Toward the end of the meal the lights dimmed and at a stage in front "Dance on the Wind" began. A half-dozen young native men and women presented myths, rituals and dances from Northwest Coast tribes. (Tillicum doesn't concentrate on any one area or tribe but gives an overview.)

"Dance on the Wind" was introduced last year; the sets and staging are more elaborate than the previous Tillicum production.

A curtain of rain falls in the old-growth forest; a carved wooden canoe, with dancers clad in the traditional button-adorned robes, glides across the stage; in the "Terrible Beast" dance, the bearskin-clad dancer crouches, leaps and disappears in a puff of smoke. Another dancer wears a 6-foot-long bird mask; its wooden beak snaps angrily and echoes eerily through the candle-lit longhouse.

After the show, there was time for a half-hour stroll along the beach or on a signposted two-thirds-mile nature trail amid ferns, salal and firs.

Rain or not, I wanted to stay for the whole day on Blake, to explore the trails and beaches. And scout out the best campsite for next summer.

But the "Goodtime" sounded its whistle; it was time to board the boat and return to the city. ------------------------------------------------------------------- IF YOU GO Some tips for planning a visit to Blake Island and Tillicum Village

-- For information on tours to Tillicum Village on Blake Island, phone 443-1244. The season is winding up; tours are scheduled for some weekends in November, including this weekend and next, but service stops in winter (although charters and conferences can be arranged). Most tours take about four hours total and depart from Piers 55/56 south of the Seattle Aquarium. Rate (for the boat, meal and dance presentation) is $39.95 for adults (plus tax); there are discounts for children, seniors and groups of 15 or more. There's a well-stocked gift shop at Tillicum Village. The tour boat and longhouse are wheelchair accessible.
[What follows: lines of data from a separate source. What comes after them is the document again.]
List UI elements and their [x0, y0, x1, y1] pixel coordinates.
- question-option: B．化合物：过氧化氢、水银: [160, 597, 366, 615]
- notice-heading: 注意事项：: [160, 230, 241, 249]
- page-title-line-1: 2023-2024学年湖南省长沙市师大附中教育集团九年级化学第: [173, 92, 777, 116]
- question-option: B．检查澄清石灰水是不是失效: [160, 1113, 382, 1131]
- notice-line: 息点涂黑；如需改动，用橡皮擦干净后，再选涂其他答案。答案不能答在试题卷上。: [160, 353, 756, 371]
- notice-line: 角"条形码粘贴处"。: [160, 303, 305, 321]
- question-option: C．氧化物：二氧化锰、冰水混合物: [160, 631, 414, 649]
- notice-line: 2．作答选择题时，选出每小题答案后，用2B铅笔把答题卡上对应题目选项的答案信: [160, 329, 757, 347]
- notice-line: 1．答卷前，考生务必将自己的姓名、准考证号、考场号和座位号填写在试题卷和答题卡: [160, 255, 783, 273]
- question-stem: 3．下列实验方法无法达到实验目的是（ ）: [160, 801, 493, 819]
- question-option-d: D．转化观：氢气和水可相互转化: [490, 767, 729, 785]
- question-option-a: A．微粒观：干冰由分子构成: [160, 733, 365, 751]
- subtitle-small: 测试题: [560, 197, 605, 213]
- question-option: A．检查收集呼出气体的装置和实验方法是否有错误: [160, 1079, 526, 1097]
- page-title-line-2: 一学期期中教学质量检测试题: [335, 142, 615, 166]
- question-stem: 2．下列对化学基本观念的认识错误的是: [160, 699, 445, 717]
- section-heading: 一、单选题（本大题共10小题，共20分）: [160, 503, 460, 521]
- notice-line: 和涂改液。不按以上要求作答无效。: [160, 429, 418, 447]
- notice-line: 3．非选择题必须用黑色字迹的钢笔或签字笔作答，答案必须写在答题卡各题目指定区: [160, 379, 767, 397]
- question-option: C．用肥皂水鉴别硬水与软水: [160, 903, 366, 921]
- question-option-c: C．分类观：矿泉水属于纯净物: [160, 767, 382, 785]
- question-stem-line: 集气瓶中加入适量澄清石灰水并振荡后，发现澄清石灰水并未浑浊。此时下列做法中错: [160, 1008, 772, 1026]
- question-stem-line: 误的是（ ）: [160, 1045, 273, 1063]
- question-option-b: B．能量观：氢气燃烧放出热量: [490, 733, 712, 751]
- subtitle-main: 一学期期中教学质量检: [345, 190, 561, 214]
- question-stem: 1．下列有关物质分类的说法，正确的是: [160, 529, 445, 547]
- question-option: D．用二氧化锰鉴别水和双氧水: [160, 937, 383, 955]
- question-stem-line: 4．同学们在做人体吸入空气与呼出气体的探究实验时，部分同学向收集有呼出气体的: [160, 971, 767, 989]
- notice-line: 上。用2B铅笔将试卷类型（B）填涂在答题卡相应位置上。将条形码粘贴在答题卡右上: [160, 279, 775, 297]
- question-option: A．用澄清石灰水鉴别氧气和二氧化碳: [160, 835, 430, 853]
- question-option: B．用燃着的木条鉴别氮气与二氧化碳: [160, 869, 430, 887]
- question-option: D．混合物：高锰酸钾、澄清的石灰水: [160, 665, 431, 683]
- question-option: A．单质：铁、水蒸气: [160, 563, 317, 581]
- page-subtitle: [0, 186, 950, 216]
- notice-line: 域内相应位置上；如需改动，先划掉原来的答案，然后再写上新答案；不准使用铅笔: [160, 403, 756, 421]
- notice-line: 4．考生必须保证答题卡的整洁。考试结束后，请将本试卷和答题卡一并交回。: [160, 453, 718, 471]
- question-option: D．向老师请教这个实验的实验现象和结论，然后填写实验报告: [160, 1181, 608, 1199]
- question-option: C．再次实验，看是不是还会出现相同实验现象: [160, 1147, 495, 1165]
-- If the post-APEC meeting of President Clinton and other world leaders goes ahead as expected on Nov. 20, Tillicum Village and Blake Island State Park will be closed to all visitors from the evening of Nov. 17 to the morning of Nov. 22.

-- The Tillicum tour boat can be used just for transport by those interested in camping or hiking on Blake ($20.50 adult round-trip fare, plus tax, with discounts for children). There are three campgrounds on the island with a total of 54 sites; the largest is a 100-yard walk from the Tillicum dock and has several dozen sites (there also are picnic tables and a children's playground). Campers and boaters are welcome to visit the Tillicum Village longhouse and arrange to have a meal and see the show. Camp sites cost $10 per night. Two smaller campgrounds on Blake are reached by hiking trials or by boat (there are mooring buoys at each).

-- For more information on Blake Island State Park, phone Washington State Parks, 1-206-586-6120. For general information on Washington state parks, phone 1-206-753-2027. Also, the guidebook "Washington State Parks," by Marge and Ted Mueller (Mountaineers, $14.95), has several pages describing Blake Island plus a map.